Profiling¶

constfilt includes a profiling suite that measures compile-time cost, runtime throughput, and numerical accuracy. Results are committed under docs/profiling/results/ so that it is easy to track regressions and improvements.

Running¶

make container.make.profile.gcc
make container.make.profile.clang

The Octave accuracy reference must be generated before the first run:

make generate-accuracy-reference

What is measured¶

Compile-time cost¶

Each file under profiling/compile_time/ forces a static constexpr filter instantiation; the compiler must evaluate all coefficient math at compile time. Wall time and peak RSS are recorded by the shell.

Compile times

Compile time grows roughly exponentially with order. All tested orders (up to 12) compile successfully. For Butterworth, Tustin sits between MatchedZ and ZOH at each order. For Elliptic, Tustin compiles faster than MatchedZ at every tested order, and faster than ZOH by a wider margin.

Runtime throughput¶

Benchmarks process 5 million samples and report the best time across 5 repetitions, in nanoseconds per sample.

Butterworth library comparison (constfilt averaged across discretization methods):

Runtime throughput Butterworth

Elliptic library comparison (constfilt averaged across discretization methods):

Runtime throughput Elliptic

constfilt all filter types and discretization methods:

Runtime throughput constfilt

constfilt and iir1 scale roughly linearly with filter order and are within a few nanoseconds of each other. Elliptic throughput matches Butterworth at the same order because both use the same Direct Form II Transposed runtime path. See the Comparison libraries section for notes on the kfr results.

Numerical accuracy¶

Coefficient and step response accuracy are measured against an Octave reference for orders 1 through 12.

Butterworth library comparison:

Accuracy Butterworth

Elliptic library comparison:

Accuracy Elliptic

constfilt all filter types and discretization methods:

Accuracy constfilt

ZOH accuracy degrades sharply above order 8 because the matrix exponential uses eigendecomposition, which loses precision as eigenvalues spread at high orders. MatchedZ and Tustin (prewarped) remain near machine precision through order 12; TustinNW would show a systematic cutoff-frequency offset against this reference because the Octave reference uses the prewarped bilinear transform. kfr's elliptic step responses differ from the Octave reference by roughly 1e-5 to 1e-6 across all tested orders, which I think reflects a different pole placement algorithm rather than a numerical precision problem (issue #41).

Comparison libraries¶

iir1 does runtime coefficient design and Direct Form II Transposed filtering with plain scalar doubles, covering Butterworth only.

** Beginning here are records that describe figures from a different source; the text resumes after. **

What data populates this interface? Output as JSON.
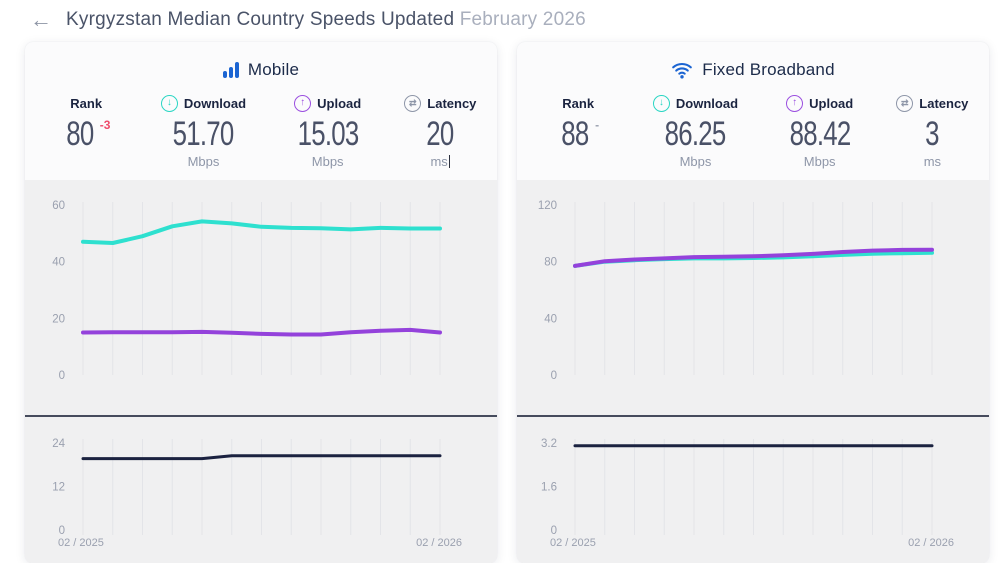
{
  "page": {
    "back_icon": "←",
    "title_main": "Kyrgyzstan Median Country Speeds Updated",
    "title_date": "February 2026"
  },
  "colors": {
    "download": "#2ee0cf",
    "upload": "#9442db",
    "latency_line": "#1b2240",
    "brand_blue": "#1b64d2",
    "rank_down": "#ef4b6b",
    "rank_flat": "#9ba1b0"
  },
  "cards": [
    {
      "title": "Mobile",
      "stats": [
        {
          "label": "Rank",
          "value": "80",
          "change": "-3",
          "change_color": "#ef4b6b",
          "unit": ""
        },
        {
          "label": "Download",
          "value": "51.70",
          "unit": "Mbps"
        },
        {
          "label": "Upload",
          "value": "15.03",
          "unit": "Mbps"
        },
        {
          "label": "Latency",
          "value": "20",
          "unit": "ms"
        }
      ]
    },
    {
      "title": "Fixed Broadband",
      "stats": [
        {
          "label": "Rank",
          "value": "88",
          "change": "-",
          "change_color": "#9ba1b0",
          "unit": ""
        },
        {
          "label": "Download",
          "value": "86.25",
          "unit": "Mbps"
        },
        {
          "label": "Upload",
          "value": "88.42",
          "unit": "Mbps"
        },
        {
          "label": "Latency",
          "value": "3",
          "unit": "ms"
        }
      ]
    }
  ],
  "chart_data": [
    {
      "id": "mobile-speed",
      "type": "line",
      "kind": "speed",
      "title": "Mobile download/upload speed history (Mbps)",
      "points": 13,
      "x_start": "02 / 2025",
      "x_end": "02 / 2026",
      "ylim": [
        0,
        66
      ],
      "yticks": [
        60,
        40,
        20,
        0
      ],
      "grid": "vertical-monthly",
      "legend": "none",
      "series": [
        {
          "name": "Download",
          "color": "#2ee0cf",
          "values": [
            47,
            46.6,
            49,
            52.5,
            54.2,
            53.5,
            52.3,
            51.9,
            51.8,
            51.4,
            51.9,
            51.7,
            51.7
          ]
        },
        {
          "name": "Upload",
          "color": "#9442db",
          "values": [
            15.0,
            15.1,
            15.1,
            15.1,
            15.2,
            14.9,
            14.5,
            14.3,
            14.3,
            15.1,
            15.6,
            15.9,
            15.0
          ]
        }
      ]
    },
    {
      "id": "mobile-latency",
      "type": "line",
      "kind": "latency",
      "title": "Mobile latency history (ms)",
      "points": 13,
      "x_start": "02 / 2025",
      "x_end": "02 / 2026",
      "ylim": [
        0,
        26.5
      ],
      "yticks": [
        24,
        12,
        0
      ],
      "grid": "vertical-monthly",
      "legend": "none",
      "series": [
        {
          "name": "Latency",
          "color": "#1b2240",
          "values": [
            19.7,
            19.7,
            19.7,
            19.7,
            19.7,
            20.5,
            20.5,
            20.5,
            20.5,
            20.5,
            20.5,
            20.5,
            20.5
          ]
        }
      ]
    },
    {
      "id": "fixed-speed",
      "type": "line",
      "kind": "speed",
      "title": "Fixed broadband download/upload speed history (Mbps)",
      "points": 13,
      "x_start": "02 / 2025",
      "x_end": "02 / 2026",
      "ylim": [
        0,
        132
      ],
      "yticks": [
        120,
        80,
        40,
        0
      ],
      "grid": "vertical-monthly",
      "legend": "none",
      "series": [
        {
          "name": "Download",
          "color": "#2ee0cf",
          "values": [
            77,
            80,
            81,
            81.8,
            82.3,
            82.3,
            82.6,
            83,
            83.8,
            84.8,
            85.6,
            86,
            86.25
          ]
        },
        {
          "name": "Upload",
          "color": "#9442db",
          "values": [
            77,
            80.3,
            81.5,
            82.3,
            83.2,
            83.5,
            83.8,
            84.5,
            85.5,
            86.8,
            87.8,
            88.3,
            88.42
          ]
        }
      ]
    },
    {
      "id": "fixed-latency",
      "type": "line",
      "kind": "latency",
      "title": "Fixed broadband latency history (ms)",
      "points": 13,
      "x_start": "02 / 2025",
      "x_end": "02 / 2026",
      "ylim": [
        0,
        3.55
      ],
      "yticks": [
        3.2,
        1.6,
        0
      ],
      "grid": "vertical-monthly",
      "legend": "none",
      "series": [
        {
          "name": "Latency",
          "color": "#1b2240",
          "values": [
            3.1,
            3.1,
            3.1,
            3.1,
            3.1,
            3.1,
            3.1,
            3.1,
            3.1,
            3.1,
            3.1,
            3.1,
            3.1
          ]
        }
      ]
    }
  ]
}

KFR is a SIMD-accelerated DSP library. Its iir_filter<T> is a type-erased convenience class: each apply(dest, src, N) call heap-allocates a wrapper for the input pointer, substitutes it into a type-erased expression tree, then dispatches each chunk through two levels of virtual function pointers. The benchmarks are built without optimization flags, so none of this inlines and the overhead dominates. At -O2 or -O3 the compiler very likely (issue #42) collapses the expression chain and the gap with scalar implementations narrows substantially. The kfr runtime numbers reflect abstraction cost at zero optimization, not kfr's peak IIR throughput.

Interpreting results¶

Compile-time cost scales with constexpr instantiation depth, not runtime cost. A filter that takes 1 second to compile runs at the same ns/sample as one that compiled in 80 ms.

Runtime numbers are measured without optimization flags, so they reflect per-sample call overhead rather than peak throughput. constfilt and iir1 are built under the same conditions and are meant to be an apples-to-apples comparison.

Accuracy is measured against Octave's Signal Processing Toolbox. constfilt ZOH diverges from the reference above order 8 due to eigendecomposition conditioning; constfilt MatchedZ and Tustin (prewarped) remain accurate through order 12. TustinNW accuracy against this reference would reflect cutoff warping, not numerical precision loss.